Los kupi’i son insectos mínimos, casi invisibles, capaces de engullir una biblioteca, una casa, un Palacio de Gobierno. Mastican con fervor de náufrago que recupera sus hábitos alimentarios.
No hay historia que frene su voracidad.
De a uno, son inútiles. Dado que son multitud, sin embargo, son un peligro que se encierra en un negro amasijo redondo que se hospeda en la horqueta de los árboles. O anidan en el suelo delatándose por el abultamiento en forma de barriga prominente como señal de abundante acopio de comestible.
A veces prefieren establecer sus reales en los takuru que van ganando altura a medida que aumenta la población albergada en la dura estructura blindada de barro.
El paladar de las termitas que atacan las casas se solaza con la madera, sobre todo las blandas y húmedas. Comen como si fueran un asado a la parrilla, una torta de bodas. No solo comen, sino que llevan la comida a las infinitas galerías que pueblan sus viviendas-laberinto.
Además, se alimentan con tanta diplomacia que dejan intactas las apariencias de muebles, soleros y sillas abandonadas . Cuando el dueño de casa se da cuenta de la acción de su devastadora mandíbula, muchas veces ya es muy tarde. Los recuerdos de familia y los documentos guardados con puntilloso celo ya fueron pasados a la categoría de curubicas repartidas en millones de estómagos insaciables.
A veces muestran sus huellas al dejar visible una línea amarronada de protección para circular en su interior. Otras veces, brotan de los agujeros de la pared, de las grietas del techo, de los huecos del piso.
En corto tiempo, invaden la vivienda. Se las desaloja de un ámbito y aparecen en otro. Las batallas se vuelven luchas desiguales. Como si hubieran sido discípulos de Tsun Tzu, conocen todas las estrategias para ganar la guerra.
El engaño es su arma principal. Cuando se les persigue a sol y a sombra, con lo terreno y lo divino, con agua caliente y químicos, se repliegan, se echan a muertos, se callan y esperan algunos meses para volver al asedio.

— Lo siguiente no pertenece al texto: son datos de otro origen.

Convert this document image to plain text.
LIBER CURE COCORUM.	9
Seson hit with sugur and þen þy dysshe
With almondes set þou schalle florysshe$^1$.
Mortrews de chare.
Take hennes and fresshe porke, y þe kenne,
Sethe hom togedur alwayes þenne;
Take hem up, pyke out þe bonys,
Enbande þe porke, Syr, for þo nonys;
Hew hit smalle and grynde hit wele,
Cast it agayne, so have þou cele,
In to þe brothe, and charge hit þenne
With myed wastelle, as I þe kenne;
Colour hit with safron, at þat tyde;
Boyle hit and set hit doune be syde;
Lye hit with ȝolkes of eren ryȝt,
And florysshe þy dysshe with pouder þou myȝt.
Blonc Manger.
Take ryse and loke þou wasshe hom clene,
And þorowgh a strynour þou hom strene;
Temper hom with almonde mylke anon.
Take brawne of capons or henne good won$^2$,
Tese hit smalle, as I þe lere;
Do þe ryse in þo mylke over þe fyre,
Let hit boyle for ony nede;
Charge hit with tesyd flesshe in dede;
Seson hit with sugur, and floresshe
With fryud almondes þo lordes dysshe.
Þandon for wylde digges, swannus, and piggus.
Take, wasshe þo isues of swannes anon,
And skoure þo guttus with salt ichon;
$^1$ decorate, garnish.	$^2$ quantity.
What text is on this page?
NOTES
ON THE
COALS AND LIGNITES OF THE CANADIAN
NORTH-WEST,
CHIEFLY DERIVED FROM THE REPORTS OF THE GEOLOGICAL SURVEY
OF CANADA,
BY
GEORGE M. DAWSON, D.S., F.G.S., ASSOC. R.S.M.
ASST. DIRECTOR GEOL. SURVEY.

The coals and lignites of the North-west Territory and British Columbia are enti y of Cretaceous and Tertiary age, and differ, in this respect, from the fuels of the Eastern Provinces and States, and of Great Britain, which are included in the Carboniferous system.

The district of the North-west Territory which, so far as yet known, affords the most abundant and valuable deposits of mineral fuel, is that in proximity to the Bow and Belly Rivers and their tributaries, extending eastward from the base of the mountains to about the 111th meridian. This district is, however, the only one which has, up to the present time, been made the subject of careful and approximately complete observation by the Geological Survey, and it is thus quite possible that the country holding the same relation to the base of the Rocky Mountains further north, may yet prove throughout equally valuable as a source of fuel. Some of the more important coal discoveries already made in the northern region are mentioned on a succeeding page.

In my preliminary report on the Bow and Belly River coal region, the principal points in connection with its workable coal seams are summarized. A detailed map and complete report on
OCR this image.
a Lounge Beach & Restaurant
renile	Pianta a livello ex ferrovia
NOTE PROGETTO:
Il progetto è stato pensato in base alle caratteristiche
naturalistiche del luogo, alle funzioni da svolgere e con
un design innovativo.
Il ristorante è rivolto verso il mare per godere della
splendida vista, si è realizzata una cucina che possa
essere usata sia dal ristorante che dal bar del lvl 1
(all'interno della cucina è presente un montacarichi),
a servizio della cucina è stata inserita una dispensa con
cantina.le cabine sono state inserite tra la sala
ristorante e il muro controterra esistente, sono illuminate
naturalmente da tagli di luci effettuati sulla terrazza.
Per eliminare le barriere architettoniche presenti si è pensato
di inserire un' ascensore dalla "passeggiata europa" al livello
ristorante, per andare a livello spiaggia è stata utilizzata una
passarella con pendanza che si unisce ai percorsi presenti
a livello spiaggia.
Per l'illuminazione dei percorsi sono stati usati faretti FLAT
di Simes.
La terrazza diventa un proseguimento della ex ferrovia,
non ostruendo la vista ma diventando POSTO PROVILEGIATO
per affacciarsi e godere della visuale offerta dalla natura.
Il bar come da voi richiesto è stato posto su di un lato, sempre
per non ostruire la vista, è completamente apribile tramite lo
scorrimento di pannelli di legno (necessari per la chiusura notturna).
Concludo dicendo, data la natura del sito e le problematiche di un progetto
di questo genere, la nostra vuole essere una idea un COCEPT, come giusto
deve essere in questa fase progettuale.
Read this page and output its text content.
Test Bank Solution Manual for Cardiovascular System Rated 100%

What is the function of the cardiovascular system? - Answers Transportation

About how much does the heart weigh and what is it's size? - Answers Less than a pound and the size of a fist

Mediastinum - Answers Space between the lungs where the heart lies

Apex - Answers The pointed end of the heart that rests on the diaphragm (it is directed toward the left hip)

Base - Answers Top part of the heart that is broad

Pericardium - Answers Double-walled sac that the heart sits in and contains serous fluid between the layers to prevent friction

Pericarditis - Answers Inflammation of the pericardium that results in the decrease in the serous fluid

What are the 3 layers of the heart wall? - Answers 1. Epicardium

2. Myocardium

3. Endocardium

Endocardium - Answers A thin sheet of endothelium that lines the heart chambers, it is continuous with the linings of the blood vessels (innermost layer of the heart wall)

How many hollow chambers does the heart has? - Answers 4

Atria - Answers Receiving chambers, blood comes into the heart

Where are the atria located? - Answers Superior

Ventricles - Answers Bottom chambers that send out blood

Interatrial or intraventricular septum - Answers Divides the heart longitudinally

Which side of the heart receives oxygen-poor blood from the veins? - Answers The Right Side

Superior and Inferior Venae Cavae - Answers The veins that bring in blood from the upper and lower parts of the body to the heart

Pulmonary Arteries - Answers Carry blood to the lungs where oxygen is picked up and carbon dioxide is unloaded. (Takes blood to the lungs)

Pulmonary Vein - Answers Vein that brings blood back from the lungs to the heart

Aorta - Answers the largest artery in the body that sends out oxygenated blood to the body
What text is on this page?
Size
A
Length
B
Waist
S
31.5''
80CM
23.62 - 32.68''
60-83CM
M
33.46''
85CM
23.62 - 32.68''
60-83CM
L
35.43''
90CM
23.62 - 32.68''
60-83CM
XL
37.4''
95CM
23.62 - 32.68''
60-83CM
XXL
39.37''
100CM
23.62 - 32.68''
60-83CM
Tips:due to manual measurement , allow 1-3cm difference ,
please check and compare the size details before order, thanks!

Ahora que la Presidencia de la República va a llamar a una licitación para eliminar las termitas del Palacio de López, se me ocurre que los kupi’i que no se sacian nunca son una metáfora de los políticos que –salvo alguna casi inencontrable excepción– han gobernado el país.
Como ellos, individualmente, no son una cifra ponderable. Juntos –aun cuando no sean del mismo partido, aunque sí con los mismos propósitos– son una constante amenaza.
Colocados en cualquier puesto, son afectos a la gula a costa de la pobre gente que sigue pobre mientras ellos van aumentando el tamaño de sus pantalones y de sus bolsillos.
Cuando la opinión pública desnuda sus asaltos al erario público, retroceden por algún tiempo para regresar munidos de un hambre mayor. Conocen todos los trucos de la supervivencia en el poder.
Pese a los tímidos intentos de dejarlos fuera del ruedo, hasta ahora, siguen masticando al Paraguay a su gusto y paladar.